O Natal irá emparceirar de futuro, não se duvide, com a recém-importada Noite das Bruxas, ambas as efemérides no topo da escala como fenómenos significativos de idêntico volume de vendas. E quando o Halloween ultrapassar as Festas, restar-nos-á no máximo a vitrine do museu de antropologia cultural, se entretanto não descer o próprio "museu" à categoria de conceito a abater, com o acervo dos objectos desenterrados por uma longínqua exploração arqueológica.
Pegamos no vetusto Júlio Dinis, e em A Morgadinha dos Canaviais, sua obra-prima, para cuja releitura nos falta às vezes paciência, e lá deparamos com uma paisagem de sinais que a dinâmica dos comportamentos, nem sempre ingénua, anda freneticamente a rasurar. Já o romancista desafiava os tentados por uma "moda tola" a que festejassem o "Natal de Cristo, segundo o estilo velho", mantendo "genuínos esses costumes nacionais" sem "desdouro de nome (...) ou brazão". Mal saberia ele que presenciava o início de uma longa, e porventura capciosa campanha de descaracterização.
O Natal do nosso ficcionista aquecia-se ainda no presépio à Machado de Castro, dotado da sua "pequena gruta toda cravejada de caramujos e rosas de papel, com estames de fio de prata", e povoado não apenas pelas figuras centrais, mas por uma jovial multidão, não raro anacrónica. Constituíam-na "pastores, soldados e fidalgos de todos os tamanhos, feitios e vestuários", "galegos dançando, ao som da gaita de foles", e "um vareiro e uma vareira". E completavam-na "um grupo celebrando um pic-nic", e até "uma amazona inglesa".

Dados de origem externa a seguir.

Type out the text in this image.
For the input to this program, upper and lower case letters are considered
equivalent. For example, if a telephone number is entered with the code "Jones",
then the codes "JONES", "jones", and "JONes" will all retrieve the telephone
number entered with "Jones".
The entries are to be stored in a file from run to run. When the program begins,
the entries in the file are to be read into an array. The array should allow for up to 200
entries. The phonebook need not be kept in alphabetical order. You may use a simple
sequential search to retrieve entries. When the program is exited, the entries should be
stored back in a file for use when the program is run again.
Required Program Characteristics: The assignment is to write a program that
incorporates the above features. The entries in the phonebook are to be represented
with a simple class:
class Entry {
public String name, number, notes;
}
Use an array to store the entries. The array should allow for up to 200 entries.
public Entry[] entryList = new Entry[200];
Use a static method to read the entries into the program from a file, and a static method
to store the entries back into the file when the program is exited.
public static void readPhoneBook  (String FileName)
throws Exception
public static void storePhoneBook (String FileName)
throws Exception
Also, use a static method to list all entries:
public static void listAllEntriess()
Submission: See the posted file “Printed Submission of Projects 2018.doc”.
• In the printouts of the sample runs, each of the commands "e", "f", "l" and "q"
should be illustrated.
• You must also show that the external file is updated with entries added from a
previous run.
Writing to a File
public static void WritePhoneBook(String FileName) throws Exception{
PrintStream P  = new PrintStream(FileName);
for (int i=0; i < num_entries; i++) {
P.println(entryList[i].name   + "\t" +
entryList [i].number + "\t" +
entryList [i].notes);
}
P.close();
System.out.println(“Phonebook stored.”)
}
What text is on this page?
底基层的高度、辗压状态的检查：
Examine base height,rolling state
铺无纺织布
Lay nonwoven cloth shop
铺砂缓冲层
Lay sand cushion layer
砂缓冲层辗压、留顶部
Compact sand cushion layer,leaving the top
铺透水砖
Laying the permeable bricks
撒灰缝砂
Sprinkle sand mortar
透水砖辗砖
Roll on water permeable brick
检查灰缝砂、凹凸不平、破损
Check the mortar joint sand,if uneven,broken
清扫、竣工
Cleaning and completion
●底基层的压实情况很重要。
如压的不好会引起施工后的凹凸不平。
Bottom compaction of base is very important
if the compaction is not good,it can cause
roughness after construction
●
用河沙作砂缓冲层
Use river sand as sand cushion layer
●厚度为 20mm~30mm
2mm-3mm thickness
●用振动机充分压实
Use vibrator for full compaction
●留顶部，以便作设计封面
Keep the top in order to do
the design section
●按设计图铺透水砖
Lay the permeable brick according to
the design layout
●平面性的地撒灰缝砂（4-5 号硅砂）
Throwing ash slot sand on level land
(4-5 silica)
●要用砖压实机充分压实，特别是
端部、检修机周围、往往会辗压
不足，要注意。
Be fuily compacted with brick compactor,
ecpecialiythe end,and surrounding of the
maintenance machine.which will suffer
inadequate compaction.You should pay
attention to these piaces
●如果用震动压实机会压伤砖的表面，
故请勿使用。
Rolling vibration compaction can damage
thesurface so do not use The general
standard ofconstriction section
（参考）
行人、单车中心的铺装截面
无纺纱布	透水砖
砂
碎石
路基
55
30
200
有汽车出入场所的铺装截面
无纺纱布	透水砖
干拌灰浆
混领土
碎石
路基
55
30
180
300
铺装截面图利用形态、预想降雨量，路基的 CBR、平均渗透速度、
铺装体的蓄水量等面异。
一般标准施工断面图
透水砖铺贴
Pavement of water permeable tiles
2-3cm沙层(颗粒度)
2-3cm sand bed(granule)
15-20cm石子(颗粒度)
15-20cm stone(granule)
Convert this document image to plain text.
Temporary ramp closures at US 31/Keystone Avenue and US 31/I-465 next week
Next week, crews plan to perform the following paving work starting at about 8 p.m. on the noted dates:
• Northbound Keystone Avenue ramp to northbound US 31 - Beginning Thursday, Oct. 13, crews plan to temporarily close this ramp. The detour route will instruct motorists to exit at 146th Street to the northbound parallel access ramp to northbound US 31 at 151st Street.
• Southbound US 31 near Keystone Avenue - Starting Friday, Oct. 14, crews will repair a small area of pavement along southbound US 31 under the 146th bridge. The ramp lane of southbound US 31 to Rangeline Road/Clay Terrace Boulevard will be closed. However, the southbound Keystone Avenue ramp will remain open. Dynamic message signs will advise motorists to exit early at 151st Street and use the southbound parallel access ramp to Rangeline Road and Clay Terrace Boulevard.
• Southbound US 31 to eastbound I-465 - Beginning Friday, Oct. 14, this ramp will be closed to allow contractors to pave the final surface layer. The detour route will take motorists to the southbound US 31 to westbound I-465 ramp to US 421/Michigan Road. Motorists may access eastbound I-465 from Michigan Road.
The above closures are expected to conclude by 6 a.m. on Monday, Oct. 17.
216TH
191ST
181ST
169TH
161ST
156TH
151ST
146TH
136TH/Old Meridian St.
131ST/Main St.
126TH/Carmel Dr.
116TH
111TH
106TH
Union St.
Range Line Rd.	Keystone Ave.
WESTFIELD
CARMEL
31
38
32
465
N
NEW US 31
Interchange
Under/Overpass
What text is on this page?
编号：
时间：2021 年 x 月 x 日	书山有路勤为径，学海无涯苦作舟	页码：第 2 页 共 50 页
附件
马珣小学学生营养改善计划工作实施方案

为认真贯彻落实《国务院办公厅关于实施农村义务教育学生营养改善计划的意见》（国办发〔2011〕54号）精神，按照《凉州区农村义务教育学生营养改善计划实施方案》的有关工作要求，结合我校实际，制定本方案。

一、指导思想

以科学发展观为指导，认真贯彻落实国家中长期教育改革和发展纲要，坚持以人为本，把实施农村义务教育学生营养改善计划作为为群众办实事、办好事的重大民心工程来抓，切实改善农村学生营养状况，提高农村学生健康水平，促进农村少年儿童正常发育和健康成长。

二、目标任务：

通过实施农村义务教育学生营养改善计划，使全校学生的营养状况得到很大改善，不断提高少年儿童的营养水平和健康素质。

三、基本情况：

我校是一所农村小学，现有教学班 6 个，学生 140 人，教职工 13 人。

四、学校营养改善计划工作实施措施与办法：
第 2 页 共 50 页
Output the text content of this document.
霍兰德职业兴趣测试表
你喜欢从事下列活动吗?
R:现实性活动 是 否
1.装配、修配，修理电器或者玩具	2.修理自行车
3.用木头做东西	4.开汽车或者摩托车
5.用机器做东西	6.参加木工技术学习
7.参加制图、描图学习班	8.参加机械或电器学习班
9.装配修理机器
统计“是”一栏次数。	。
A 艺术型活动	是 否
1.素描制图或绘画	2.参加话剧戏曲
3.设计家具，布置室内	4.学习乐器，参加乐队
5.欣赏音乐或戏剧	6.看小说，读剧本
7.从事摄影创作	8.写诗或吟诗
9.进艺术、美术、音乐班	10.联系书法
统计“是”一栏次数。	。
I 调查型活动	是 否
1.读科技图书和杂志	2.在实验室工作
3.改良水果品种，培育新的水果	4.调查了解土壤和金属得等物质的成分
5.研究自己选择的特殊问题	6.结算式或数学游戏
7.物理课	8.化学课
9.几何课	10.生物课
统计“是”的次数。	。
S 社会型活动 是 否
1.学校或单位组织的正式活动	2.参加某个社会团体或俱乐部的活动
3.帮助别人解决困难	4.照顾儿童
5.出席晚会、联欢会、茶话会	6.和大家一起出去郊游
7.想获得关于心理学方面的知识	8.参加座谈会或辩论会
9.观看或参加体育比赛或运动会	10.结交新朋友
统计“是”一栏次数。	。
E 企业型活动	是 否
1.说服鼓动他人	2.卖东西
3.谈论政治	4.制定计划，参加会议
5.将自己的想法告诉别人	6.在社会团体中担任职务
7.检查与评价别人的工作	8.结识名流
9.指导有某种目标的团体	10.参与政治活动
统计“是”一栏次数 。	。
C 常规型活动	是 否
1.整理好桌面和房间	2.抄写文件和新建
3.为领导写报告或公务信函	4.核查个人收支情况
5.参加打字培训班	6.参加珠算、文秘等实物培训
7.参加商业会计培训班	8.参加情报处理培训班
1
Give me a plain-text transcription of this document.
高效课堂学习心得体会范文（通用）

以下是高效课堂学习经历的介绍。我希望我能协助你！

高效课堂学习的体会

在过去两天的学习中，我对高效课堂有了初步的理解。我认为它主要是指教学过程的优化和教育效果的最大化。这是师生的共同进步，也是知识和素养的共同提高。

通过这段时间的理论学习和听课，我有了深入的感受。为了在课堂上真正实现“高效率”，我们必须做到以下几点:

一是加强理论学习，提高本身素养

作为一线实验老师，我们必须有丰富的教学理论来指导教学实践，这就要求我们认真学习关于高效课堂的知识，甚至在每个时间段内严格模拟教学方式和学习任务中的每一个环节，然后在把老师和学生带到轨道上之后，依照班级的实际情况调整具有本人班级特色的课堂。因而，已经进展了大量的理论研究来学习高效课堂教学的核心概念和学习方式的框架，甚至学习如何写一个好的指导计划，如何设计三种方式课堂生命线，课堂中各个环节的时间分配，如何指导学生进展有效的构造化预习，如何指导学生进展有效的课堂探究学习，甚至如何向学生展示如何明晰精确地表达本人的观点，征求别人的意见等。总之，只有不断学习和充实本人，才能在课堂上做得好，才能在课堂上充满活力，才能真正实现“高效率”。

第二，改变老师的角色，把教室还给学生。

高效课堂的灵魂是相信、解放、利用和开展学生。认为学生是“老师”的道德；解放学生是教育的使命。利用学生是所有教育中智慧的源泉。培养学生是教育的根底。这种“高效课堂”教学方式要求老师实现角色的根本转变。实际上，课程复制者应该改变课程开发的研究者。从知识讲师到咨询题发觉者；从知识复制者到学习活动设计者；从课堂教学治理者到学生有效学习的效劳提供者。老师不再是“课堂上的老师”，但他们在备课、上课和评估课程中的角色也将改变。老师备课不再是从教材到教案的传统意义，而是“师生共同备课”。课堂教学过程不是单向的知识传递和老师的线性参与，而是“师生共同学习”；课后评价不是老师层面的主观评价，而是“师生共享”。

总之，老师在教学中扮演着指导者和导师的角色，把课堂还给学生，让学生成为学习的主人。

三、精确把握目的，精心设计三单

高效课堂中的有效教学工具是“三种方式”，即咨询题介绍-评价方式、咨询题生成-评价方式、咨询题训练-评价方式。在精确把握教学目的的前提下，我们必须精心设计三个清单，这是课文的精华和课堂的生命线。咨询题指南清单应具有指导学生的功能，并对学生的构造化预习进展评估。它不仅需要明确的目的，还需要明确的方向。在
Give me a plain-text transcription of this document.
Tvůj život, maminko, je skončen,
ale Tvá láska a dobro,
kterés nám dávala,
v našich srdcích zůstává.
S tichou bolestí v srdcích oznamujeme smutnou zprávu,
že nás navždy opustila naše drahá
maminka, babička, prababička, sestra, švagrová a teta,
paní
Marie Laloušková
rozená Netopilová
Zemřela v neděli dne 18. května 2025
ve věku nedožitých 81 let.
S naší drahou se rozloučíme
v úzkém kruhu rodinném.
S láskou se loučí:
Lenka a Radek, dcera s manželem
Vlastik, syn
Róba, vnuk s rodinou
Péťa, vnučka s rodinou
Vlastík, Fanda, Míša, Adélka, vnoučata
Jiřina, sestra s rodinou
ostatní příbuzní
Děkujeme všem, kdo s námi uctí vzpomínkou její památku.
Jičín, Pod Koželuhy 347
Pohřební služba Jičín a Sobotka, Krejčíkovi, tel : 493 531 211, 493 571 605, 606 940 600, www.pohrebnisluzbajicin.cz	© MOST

O de hoje, a existir, contentar-se-á com uma vareta vertical para São José de pé, um Z para Maria ajoelhada, uma tirinha horizontal para o Menino, um rectângulo para o boi, e outro para o burro. Tudo isto se exibirá em aço inoxidável, assinado por um designer em alta, a condizer com os obsequiosos cartões que se enviam, e se recebem, por motivos labirínticos, e que se ilustram com uma indigência de doirados rabiscos, indistintos dos que timbram o convite para o réveillon no casino da esquina.
Natal, verdadeiro Natal, só existe o que nos testemunhou a infância, e que daqui por um punhado de décadas terão esquecido as crianças que vierem, quando não eternamente pobres, fatalmente hiperactivas, herdeiras em partes desiguais da época que vai correndo.